Monday 12 January 2009

Misuh Masuki Era Globalisasi

Saya kaget setelah mendengar defender asing Persebaya, Anderson Da Silva memisuhi rekan senegaranya, Jairon Feliciano. Meski sebatas gurauan, namun bukan itu yang menjadi pehatian saya. Saya tak habis pikir, orang Brazil seperti Anderson bisa melafalkan --maaf-- Jancok dengan baik dan benar. Memang boleh dikatakan Anderson telah hidup di Sleman kurang lebih enam tahun.

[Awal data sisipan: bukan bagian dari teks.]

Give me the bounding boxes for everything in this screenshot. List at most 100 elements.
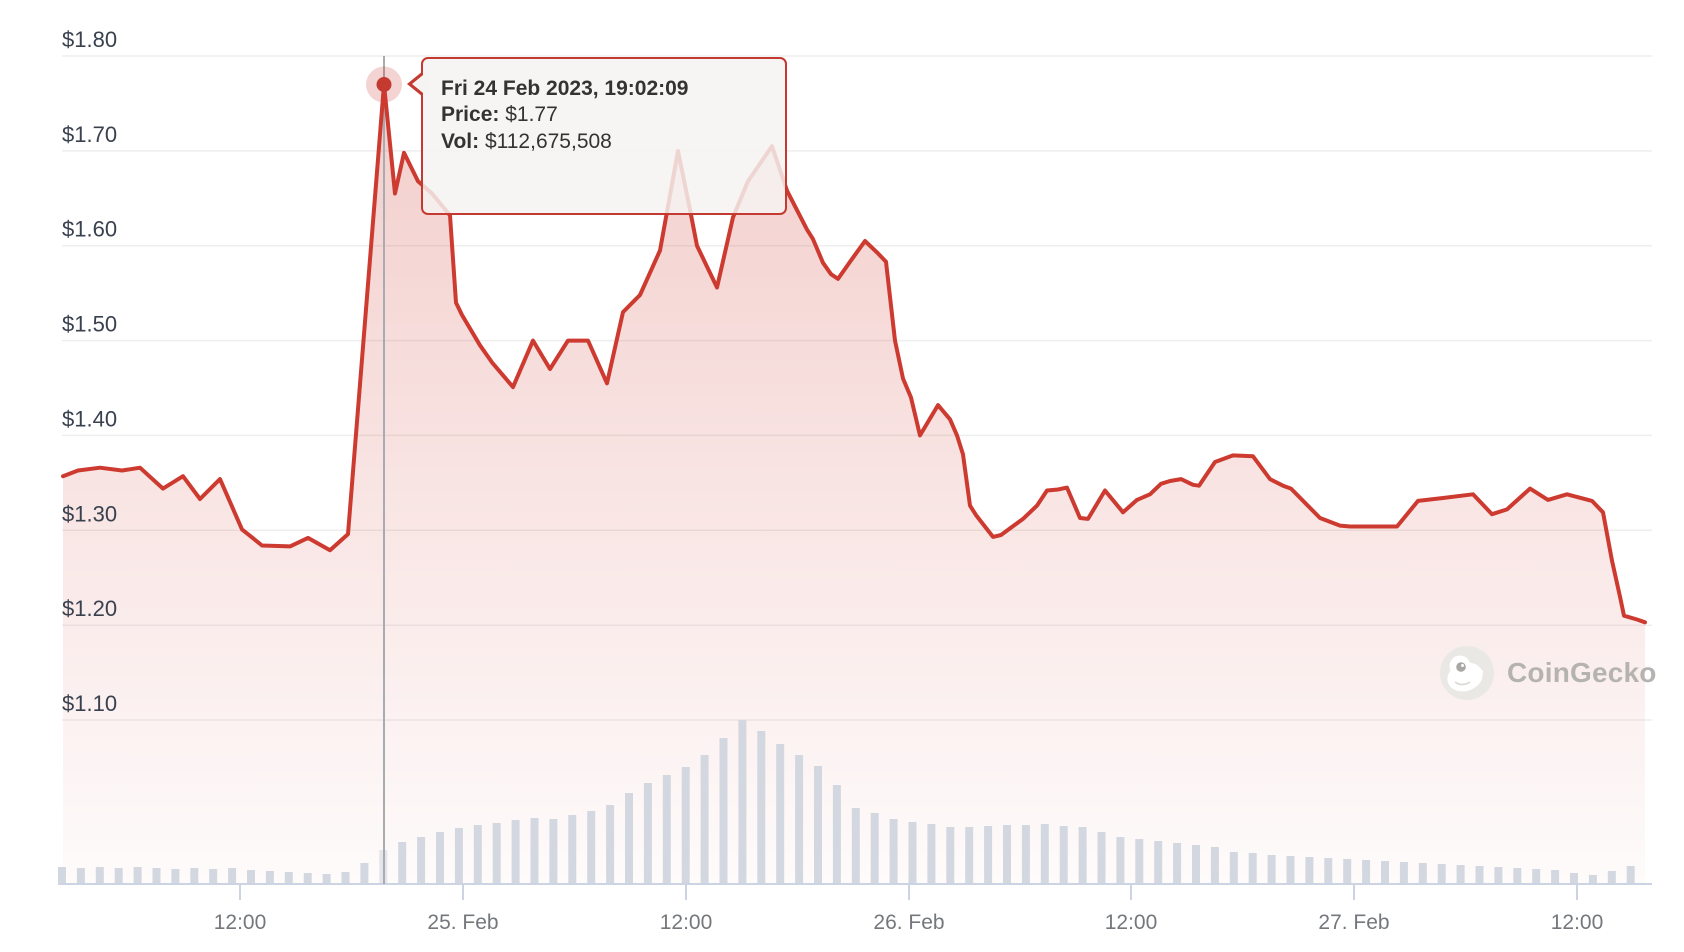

Selama enam tahun itu, Anderson tak hanya menguasai Bahasa Indonesia, namun pemain yang sudah menginjak usia kepala tiga itu fasih berbahasa Jawa. Inilah salah satu kelebihan Anderson. Memang tak banyak orang asing yang menguasai Bahasa Indonesia apalagi Bahasa Jawa. Hanya segelintir saja yang bisa melakukan hal itu, dan Anderson salah satunya.

Dalam era globalisasi seperti ini, orientasi misuh sepertinya telah bergeser. Misuh kini telah menjadi bahasa harian warga Surabaya. Bahkan boleh dikatan, misuh telah berubah menjadi bahasa khas Kota Pahlawan. Dulu, ketika saya masih seumuran anak SD, misuh sangat diharamkan. Mau misuh saja harus diempet. Maklum daerah tempat saya tinggal terkenal sebagai basis kaum Nahdiyin yang kental dengan unsur Islam.

Ketika menginjakkan kaki ke kota Misuh, Surabaya, sedikit demi sedikit saya mulai terbawa arus juga. Dulu masih sangat tabu jika misuh. Tapi kini 'lafal' --maaf-- Jancok atau Asu seperti menjadi kebiasaan sehari-hari. Awalnya saya sedikit bingung, mana kata yang dianggap misuh dan mana yang bukan. Tapi setelah saya membaca lembaran yang dikeluarkan Cak-Cuk, saya baru mengerti rambu-rambu permisuhan. Boleh diakui, misuh seperti virus AIDS. Gampang menyebar tapi tak mempunyai obat penawar.